The problem, of course, is that it has been over a decade and several prime ministers since that seemingly fateful confrontation. Moreover, it has been over 50 years since indigenous peoples set up their Tent embassy. Yet the only redress they can cite is the way the Australian government emulated the Canadian government last year.
Specifically, throughout much of the 20th century, the Canadian government rounded up Indigenous children for forced assimilation at boarding schools and church-run missions.

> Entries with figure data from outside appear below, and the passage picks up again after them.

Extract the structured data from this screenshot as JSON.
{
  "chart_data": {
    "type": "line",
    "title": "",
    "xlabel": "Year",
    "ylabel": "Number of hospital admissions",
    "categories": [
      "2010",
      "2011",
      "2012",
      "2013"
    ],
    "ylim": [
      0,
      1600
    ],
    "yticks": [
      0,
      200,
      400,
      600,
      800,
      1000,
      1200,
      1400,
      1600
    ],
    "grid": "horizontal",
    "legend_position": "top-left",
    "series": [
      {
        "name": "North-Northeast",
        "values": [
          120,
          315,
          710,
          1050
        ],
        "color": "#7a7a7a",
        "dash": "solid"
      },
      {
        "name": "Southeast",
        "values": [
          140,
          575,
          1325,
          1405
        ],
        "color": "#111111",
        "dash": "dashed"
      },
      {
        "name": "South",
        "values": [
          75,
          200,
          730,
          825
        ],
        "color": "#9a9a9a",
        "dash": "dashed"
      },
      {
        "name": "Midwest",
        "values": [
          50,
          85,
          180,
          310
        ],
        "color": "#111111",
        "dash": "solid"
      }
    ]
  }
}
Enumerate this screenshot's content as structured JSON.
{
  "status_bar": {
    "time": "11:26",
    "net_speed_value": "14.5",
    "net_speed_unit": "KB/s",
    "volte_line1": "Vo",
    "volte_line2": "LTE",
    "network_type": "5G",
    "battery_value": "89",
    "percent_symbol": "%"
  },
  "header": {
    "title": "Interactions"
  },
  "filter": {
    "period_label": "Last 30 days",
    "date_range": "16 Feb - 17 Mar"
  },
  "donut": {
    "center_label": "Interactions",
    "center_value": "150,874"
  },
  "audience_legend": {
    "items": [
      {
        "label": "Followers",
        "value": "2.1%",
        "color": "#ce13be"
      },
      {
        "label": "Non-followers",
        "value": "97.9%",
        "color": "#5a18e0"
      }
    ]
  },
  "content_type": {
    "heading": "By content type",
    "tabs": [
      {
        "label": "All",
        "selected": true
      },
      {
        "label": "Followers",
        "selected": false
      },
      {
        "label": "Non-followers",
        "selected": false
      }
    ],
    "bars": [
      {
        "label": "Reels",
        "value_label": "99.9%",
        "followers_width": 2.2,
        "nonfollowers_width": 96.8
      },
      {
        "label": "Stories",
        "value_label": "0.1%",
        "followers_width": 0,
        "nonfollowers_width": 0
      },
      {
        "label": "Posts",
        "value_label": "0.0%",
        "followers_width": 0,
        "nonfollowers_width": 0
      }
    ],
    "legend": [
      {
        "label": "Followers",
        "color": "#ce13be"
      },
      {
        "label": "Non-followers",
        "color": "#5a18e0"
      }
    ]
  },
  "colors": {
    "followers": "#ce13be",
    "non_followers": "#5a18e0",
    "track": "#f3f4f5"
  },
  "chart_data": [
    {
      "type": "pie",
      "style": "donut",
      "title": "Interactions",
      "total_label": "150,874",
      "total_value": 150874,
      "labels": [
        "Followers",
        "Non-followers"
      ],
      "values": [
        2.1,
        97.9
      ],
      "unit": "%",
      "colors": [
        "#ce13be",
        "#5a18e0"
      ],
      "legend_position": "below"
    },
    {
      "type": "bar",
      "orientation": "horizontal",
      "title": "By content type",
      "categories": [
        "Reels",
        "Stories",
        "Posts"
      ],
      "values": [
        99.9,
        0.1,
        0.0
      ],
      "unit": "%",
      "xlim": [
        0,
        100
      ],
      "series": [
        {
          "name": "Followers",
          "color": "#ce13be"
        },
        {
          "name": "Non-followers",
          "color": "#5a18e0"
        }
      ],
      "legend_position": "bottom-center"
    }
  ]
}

It set up a fund to compensate their families.
Never mind that the vast majority of indigenous Australians remain displaced and continue to face systemic discrimination and marginalization.
Australia Day protests: Sound and fury signifying nothing?
Regrettably, the likelihood of Indigenous Australians receiving further redress from the Australian government is bleak. They need only look to the enduring frustration of Native and Black Americans in getting further redress from the American government.
Hell, Australia is planning a national referendum on whether or not to create an indigenous advisory body just to discuss Aboriginal issues with the government. What could be more discouraging than that?
They’ve got Indigenous Peoples squatting in tents on the front lawn of Parliament House. That should be a source of even greater national shame than the sight of homeless people squatting in tents along boulevards all over California.
Yet, far from deeming their tent embassy an eyesore to be dismantled, White Australians are treating it like a tourist attraction to be appreciated. It’s like a friggin national zoo.